Non molto tempo fa, Jesse Bloom del Fred Hutchinson Cancer Research Center, aveva pubblicato un post su Twitter in cui affermava: “Cosa significa questo per la trasmissione umana o la malattia? Impossibile dirlo, ma probabilmente niente almeno per la trasmissione”. Della stessa opinione anche il genetista Francois Balloux dell’University College di Londra, secondo il quale non c’è motivo di preoccuparsi. La conferma definitiva arriva anche dall’Organizzazione Mondiale della Sanità, secondo la quale: “È troppo presto per saltare a conclusioni sulle implicazioni di queste specifiche mutazioni”.

Il rischio di contagio dal visone all’uomo

Da uno studio pubblicato sulla celebre rivista Science, arriva la conferma che il coronavirus riesca a fare il salto di specie sia dall’uomo al visone che viceversa. La ricerca è stata condotta sequenziando il genoma del virus proveniente da 16 allevamento di visoni in Olanda. A tal proposito fanno sapere gli scienziati:

“Ulteriori ricerche su visoni e altre specie di mustelidi sono importanti per capire se questi animali rischiano di diventare un serbatoio di Sars-CoV-2. È imperativo che il settore della produzione e del commercio di pellicce non diventi serbatoio di un futuro spillover di Sars-CoV-2 per gli esseri umani”.

È infatti ormai cosa nota che diversi animali siano suscettibili al nuovo coronavirus, come dimostra anche il cane risultato positivo in Puglia, tuttavia l’origine zoonotica della pandemia di nuovo coronavirus è ancora sconosciuta, ossia ancora non si è riusciti a comprendere con certezza quale sia stato l’animale che ha fatto da ponte con l’epidemia che si è diffusa nell’uomo.
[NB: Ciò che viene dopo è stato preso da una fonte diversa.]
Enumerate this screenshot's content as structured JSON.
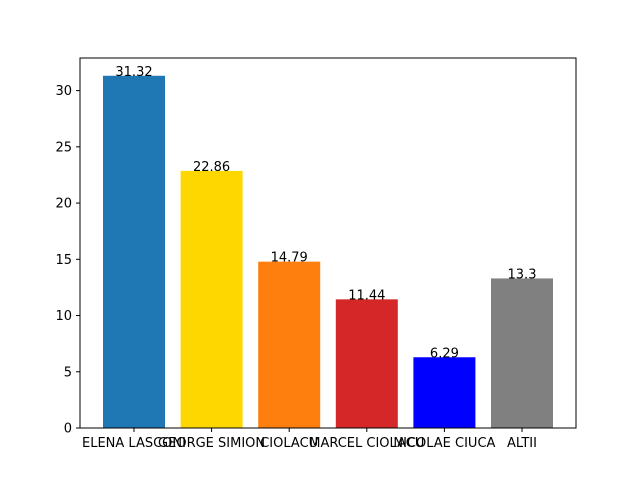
{
  "chart_data": {
    "type": "bar",
    "title": "",
    "xlabel": "",
    "ylabel": "",
    "categories": [
      "ELENA LASCONI",
      "GEORGE SIMION",
      "CIOLACU",
      "MARCEL CIOLACU",
      "NICOLAE CIUCA",
      "ALTII"
    ],
    "values": [
      31.32,
      22.86,
      14.79,
      11.44,
      6.29,
      13.3
    ],
    "data_labels": [
      "31.32",
      "22.86",
      "14.79",
      "11.44",
      "6.29",
      "13.3"
    ],
    "colors": [
      "#1f77b4",
      "#ffd700",
      "#ff7f0e",
      "#d62728",
      "#0000ff",
      "#808080"
    ],
    "ylim": [
      0,
      32.9
    ],
    "yticks": [
      0,
      5,
      10,
      15,
      20,
      25,
      30
    ],
    "grid": false,
    "legend": "none"
  }
}
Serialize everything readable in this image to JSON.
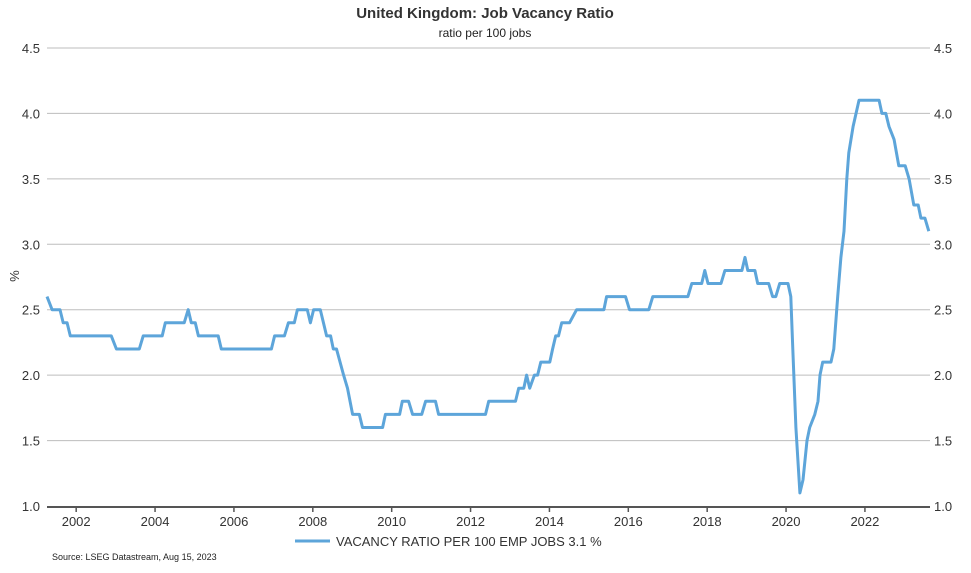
{
  "chart_data": {
    "type": "line",
    "title": "United Kingdom: Job Vacancy Ratio",
    "subtitle": "ratio per 100 jobs",
    "ylabel": "%",
    "xlabel": "",
    "ylim": [
      1.0,
      4.5
    ],
    "xlim": [
      2001.26,
      2023.65
    ],
    "y_ticks": [
      "1.0",
      "1.5",
      "2.0",
      "2.5",
      "3.0",
      "3.5",
      "4.0",
      "4.5"
    ],
    "x_ticks": [
      "2002",
      "2004",
      "2006",
      "2008",
      "2010",
      "2012",
      "2014",
      "2016",
      "2018",
      "2020",
      "2022"
    ],
    "grid": true,
    "legend_position": "bottom",
    "source": "Source: LSEG Datastream, Aug 15, 2023",
    "color": "#5DA5DA",
    "series": [
      {
        "name": "VACANCY RATIO PER 100 EMP JOBS 3.1 %",
        "points": [
          [
            2001.26,
            2.6
          ],
          [
            2001.39,
            2.5
          ],
          [
            2001.59,
            2.5
          ],
          [
            2001.67,
            2.4
          ],
          [
            2001.77,
            2.4
          ],
          [
            2001.85,
            2.3
          ],
          [
            2002.89,
            2.3
          ],
          [
            2003.02,
            2.2
          ],
          [
            2003.6,
            2.2
          ],
          [
            2003.7,
            2.3
          ],
          [
            2004.18,
            2.3
          ],
          [
            2004.26,
            2.4
          ],
          [
            2004.74,
            2.4
          ],
          [
            2004.84,
            2.5
          ],
          [
            2004.92,
            2.4
          ],
          [
            2005.02,
            2.4
          ],
          [
            2005.1,
            2.3
          ],
          [
            2005.6,
            2.3
          ],
          [
            2005.68,
            2.2
          ],
          [
            2006.95,
            2.2
          ],
          [
            2007.03,
            2.3
          ],
          [
            2007.28,
            2.3
          ],
          [
            2007.38,
            2.4
          ],
          [
            2007.53,
            2.4
          ],
          [
            2007.61,
            2.5
          ],
          [
            2007.86,
            2.5
          ],
          [
            2007.94,
            2.4
          ],
          [
            2008.02,
            2.5
          ],
          [
            2008.19,
            2.5
          ],
          [
            2008.35,
            2.3
          ],
          [
            2008.45,
            2.3
          ],
          [
            2008.52,
            2.2
          ],
          [
            2008.6,
            2.2
          ],
          [
            2008.78,
            2.0
          ],
          [
            2008.88,
            1.9
          ],
          [
            2009.01,
            1.7
          ],
          [
            2009.18,
            1.7
          ],
          [
            2009.26,
            1.6
          ],
          [
            2009.77,
            1.6
          ],
          [
            2009.84,
            1.7
          ],
          [
            2010.2,
            1.7
          ],
          [
            2010.27,
            1.8
          ],
          [
            2010.43,
            1.8
          ],
          [
            2010.53,
            1.7
          ],
          [
            2010.76,
            1.7
          ],
          [
            2010.86,
            1.8
          ],
          [
            2011.11,
            1.8
          ],
          [
            2011.19,
            1.7
          ],
          [
            2012.38,
            1.7
          ],
          [
            2012.46,
            1.8
          ],
          [
            2013.14,
            1.8
          ],
          [
            2013.22,
            1.9
          ],
          [
            2013.35,
            1.9
          ],
          [
            2013.42,
            2.0
          ],
          [
            2013.5,
            1.9
          ],
          [
            2013.62,
            2.0
          ],
          [
            2013.7,
            2.0
          ],
          [
            2013.78,
            2.1
          ],
          [
            2014.01,
            2.1
          ],
          [
            2014.08,
            2.2
          ],
          [
            2014.16,
            2.3
          ],
          [
            2014.23,
            2.3
          ],
          [
            2014.31,
            2.4
          ],
          [
            2014.51,
            2.4
          ],
          [
            2014.69,
            2.5
          ],
          [
            2015.38,
            2.5
          ],
          [
            2015.45,
            2.6
          ],
          [
            2015.93,
            2.6
          ],
          [
            2016.03,
            2.5
          ],
          [
            2016.52,
            2.5
          ],
          [
            2016.62,
            2.6
          ],
          [
            2017.51,
            2.6
          ],
          [
            2017.61,
            2.7
          ],
          [
            2017.86,
            2.7
          ],
          [
            2017.94,
            2.8
          ],
          [
            2018.02,
            2.7
          ],
          [
            2018.35,
            2.7
          ],
          [
            2018.45,
            2.8
          ],
          [
            2018.88,
            2.8
          ],
          [
            2018.96,
            2.9
          ],
          [
            2019.03,
            2.8
          ],
          [
            2019.21,
            2.8
          ],
          [
            2019.28,
            2.7
          ],
          [
            2019.56,
            2.7
          ],
          [
            2019.66,
            2.6
          ],
          [
            2019.74,
            2.6
          ],
          [
            2019.84,
            2.7
          ],
          [
            2020.05,
            2.7
          ],
          [
            2020.12,
            2.6
          ],
          [
            2020.17,
            2.2
          ],
          [
            2020.25,
            1.6
          ],
          [
            2020.35,
            1.1
          ],
          [
            2020.43,
            1.2
          ],
          [
            2020.53,
            1.5
          ],
          [
            2020.6,
            1.6
          ],
          [
            2020.73,
            1.7
          ],
          [
            2020.81,
            1.8
          ],
          [
            2020.86,
            2.0
          ],
          [
            2020.93,
            2.1
          ],
          [
            2021.14,
            2.1
          ],
          [
            2021.21,
            2.2
          ],
          [
            2021.31,
            2.6
          ],
          [
            2021.39,
            2.9
          ],
          [
            2021.47,
            3.1
          ],
          [
            2021.54,
            3.5
          ],
          [
            2021.59,
            3.7
          ],
          [
            2021.7,
            3.9
          ],
          [
            2021.85,
            4.1
          ],
          [
            2022.36,
            4.1
          ],
          [
            2022.43,
            4.0
          ],
          [
            2022.53,
            4.0
          ],
          [
            2022.61,
            3.9
          ],
          [
            2022.74,
            3.8
          ],
          [
            2022.86,
            3.6
          ],
          [
            2023.02,
            3.6
          ],
          [
            2023.12,
            3.5
          ],
          [
            2023.24,
            3.3
          ],
          [
            2023.35,
            3.3
          ],
          [
            2023.42,
            3.2
          ],
          [
            2023.52,
            3.2
          ],
          [
            2023.62,
            3.1
          ]
        ]
      }
    ]
  }
}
I primi visoni positivi nei Paesi Bassi sono stati trovati lo scorso aprile, e da allora è stato attivato da subito un sistema risposta nazionale per le malattie zoonotiche, oltre che un programma di sorveglianza. Anche gli 8 allevamenti presenti in Italia vengono costantemente monitorati affinché non si verifichino dei focolai come accaduto in altri Paesi europei. Alla fine del mese di giugno infatti, il 68% dei dipendenti negli allevamenti olandesi e i loro contatti, sono risultati positivi al coronavirus. La maggior parte dei ceppi erano specifici degli umani, tuttavia alcune persone erano state infettare da ceppi virali di origine animale. In sostanza erano stati registrati sia casi in cui l’uomo aveva infettato i visoni, sia casi in cui i visoni avevano contagiato gli uomini.